본 발명은 음성 인식의 특징 추출 과정에서 얻어지는 필터 뱅크 벡터로부터 밴드별 GMM을 구성하고, 각 밴드별 변별력에 따라 가중치를 적용함으로써 보다 안정적인 잡음 검출 성능을 제공할 수 있는 잡음 검출 방법 및 장치를 제공하는 데 목적이 있다.The present invention is to provide a noise detection method and apparatus that can provide a more stable noise detection performance by configuring the GMM for each band from the filter bank vector obtained in the feature extraction process of speech recognition, and applying a weight according to the discrimination power of each band There is a purpose.

본 발명의 기술적 과제를 달성하기 위한 잡음 검출 방법은 음성 프레임을 입력받아 필터 뱅크 벡터로 변환하고, 상기 변환한 필터 뱅크 벡터를 밴드 데이터로 변환하고, 상기 변환한 밴드 데이터를 이용하여 밴드별 가중치 GMM을 계산하고, 상기 계산 결과를 기초로 상기 음성 프레임에서 잡음을 검출하여 이루어진다.In accordance with an aspect of the present invention, a noise detection method receives a voice frame and converts the voice frame into a filter bank vector, converts the converted filter bank vector into band data, and uses a band-weighted weight GMM using the converted band data. Is calculated, and noise is detected in the speech frame based on the calculation result.

본 발명의 다른 기술적 과제를 달성하기 위한 잡음 검출 장치는 음성 프레임을 입력받아 필터 뱅크 벡터로 변환하는 필터 뱅크 분석부와, 상기 변환한 필터 뱅크 벡터를 밴드 데이터로 변환하는 밴드 데이터 변환부와, 상기 변환한 밴드 데이터를 이용하여 밴드별 가중치 GMM을 계산하는 밴드 가중치 GMM 계산부와, 상기 계산 결과를 기초로 상기 음성 프레임에서 잡음을 검출하는 잡음 검출부를 포함하여 이루어진다.According to another aspect of the present invention, there is provided a noise detection apparatus including a filter bank analyzer configured to receive a voice frame and convert it into a filter bank vector, a band data converter to convert the converted filter bank vector into band data, and And a band weighting GMM calculator configured to calculate weighted GMM for each band using the converted band data, and a noise detector configured to detect noise in the voice frame based on the calculation result.

본 발명의 또 다른 기술적 과제를 달성하기 위한 상기 방법을 컴퓨터에서 실행시키기 위한 프로그램을 기록한 기록매체를 포함한다.A recording medium having recorded thereon a program for executing the method on a computer for achieving another technical object of the present invention.

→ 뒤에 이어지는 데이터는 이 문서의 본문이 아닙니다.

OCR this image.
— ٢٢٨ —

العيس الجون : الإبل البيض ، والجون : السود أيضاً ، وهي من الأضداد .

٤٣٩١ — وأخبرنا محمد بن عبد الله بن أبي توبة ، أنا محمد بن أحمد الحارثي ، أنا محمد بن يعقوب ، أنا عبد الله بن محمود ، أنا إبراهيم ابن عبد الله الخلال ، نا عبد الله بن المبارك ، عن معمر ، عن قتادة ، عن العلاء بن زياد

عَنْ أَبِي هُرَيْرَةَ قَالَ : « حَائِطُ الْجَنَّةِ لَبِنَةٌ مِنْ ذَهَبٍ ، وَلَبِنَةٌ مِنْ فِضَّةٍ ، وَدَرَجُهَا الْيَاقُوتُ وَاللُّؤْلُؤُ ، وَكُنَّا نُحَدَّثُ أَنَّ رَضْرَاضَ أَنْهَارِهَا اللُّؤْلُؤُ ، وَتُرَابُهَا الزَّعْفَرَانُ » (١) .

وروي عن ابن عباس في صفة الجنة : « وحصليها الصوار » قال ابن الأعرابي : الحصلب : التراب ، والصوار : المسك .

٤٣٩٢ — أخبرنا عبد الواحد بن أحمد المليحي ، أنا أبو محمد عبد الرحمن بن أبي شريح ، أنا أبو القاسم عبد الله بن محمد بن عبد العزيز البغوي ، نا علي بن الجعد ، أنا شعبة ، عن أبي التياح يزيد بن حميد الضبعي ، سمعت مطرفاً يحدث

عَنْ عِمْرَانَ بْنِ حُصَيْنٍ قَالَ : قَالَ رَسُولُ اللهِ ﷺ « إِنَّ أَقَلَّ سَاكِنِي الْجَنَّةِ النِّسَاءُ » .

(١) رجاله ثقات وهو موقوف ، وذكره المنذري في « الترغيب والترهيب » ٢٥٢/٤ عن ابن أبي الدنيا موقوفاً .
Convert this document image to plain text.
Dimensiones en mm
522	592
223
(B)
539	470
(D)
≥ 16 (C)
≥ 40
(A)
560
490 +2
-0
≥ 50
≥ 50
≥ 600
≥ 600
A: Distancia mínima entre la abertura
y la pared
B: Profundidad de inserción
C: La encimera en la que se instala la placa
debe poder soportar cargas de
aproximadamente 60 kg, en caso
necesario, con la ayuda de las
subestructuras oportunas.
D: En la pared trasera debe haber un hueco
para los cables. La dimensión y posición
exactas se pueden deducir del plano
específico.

본 발명의 세부 및 개선사항은 종속항에 개시된다.Details and improvements of the invention are disclosed in the dependent claims.

이하, 첨부한 도면들을 참조하여 본 발명의 바람직한 실시 예들을 상세히 설 명한다.Hereinafter, exemplary embodiments of the present invention will be described in detail with reference to the accompanying drawings.

도 1은 본 발명의 일 실시 예에 따른 잡음 검출 장치(100)의 개략적인 블록도이다.1 is a schematic block diagram of a noise detection apparatus 100 according to an embodiment of the present invention.

도 1을 참조하면, 잡음 검출 장치(100)는 필터 뱅크 분석부(110), 밴드 데이터 변환부(120), 밴드 가중치 GMM 계산부(130) 및 잡음 검출부(140)를 포함한다.Referring to FIG. 1, the noise detection apparatus 100 includes a filter bank analyzer 110, a band data converter 120, a band weighted GMM calculator 130, and a noise detector 140.

필터 뱅크 분석부(110)는 음성 프레임을 입력받아 필터 뱅크 벡터로 변환한다. 여기서, 필터 뱅크 분석부(110)에 입력되는 음성 프레임은 음성 인식기에 입력되는 음성이 소정의 프레임으로 분할되어 입력된다. 또한, 입력 음성은 잡음 제거 과정을 거친 후, 끝점 검출을 통하여 실제 음성 인식에 이용되는 발화 부분만을 검출한 후, 프레임 단위로 분할되어 입력되는 것이 바람직하다. The filter bank analyzer 110 receives an audio frame and converts the speech frame into a filter bank vector. Here, in the voice frame input to the filter bank analyzer 110, the voice input to the voice recognizer is divided into predetermined frames and input. In addition, the input voice may be input after being divided in units of frames after detecting a utterance used for real speech recognition after the end point detection.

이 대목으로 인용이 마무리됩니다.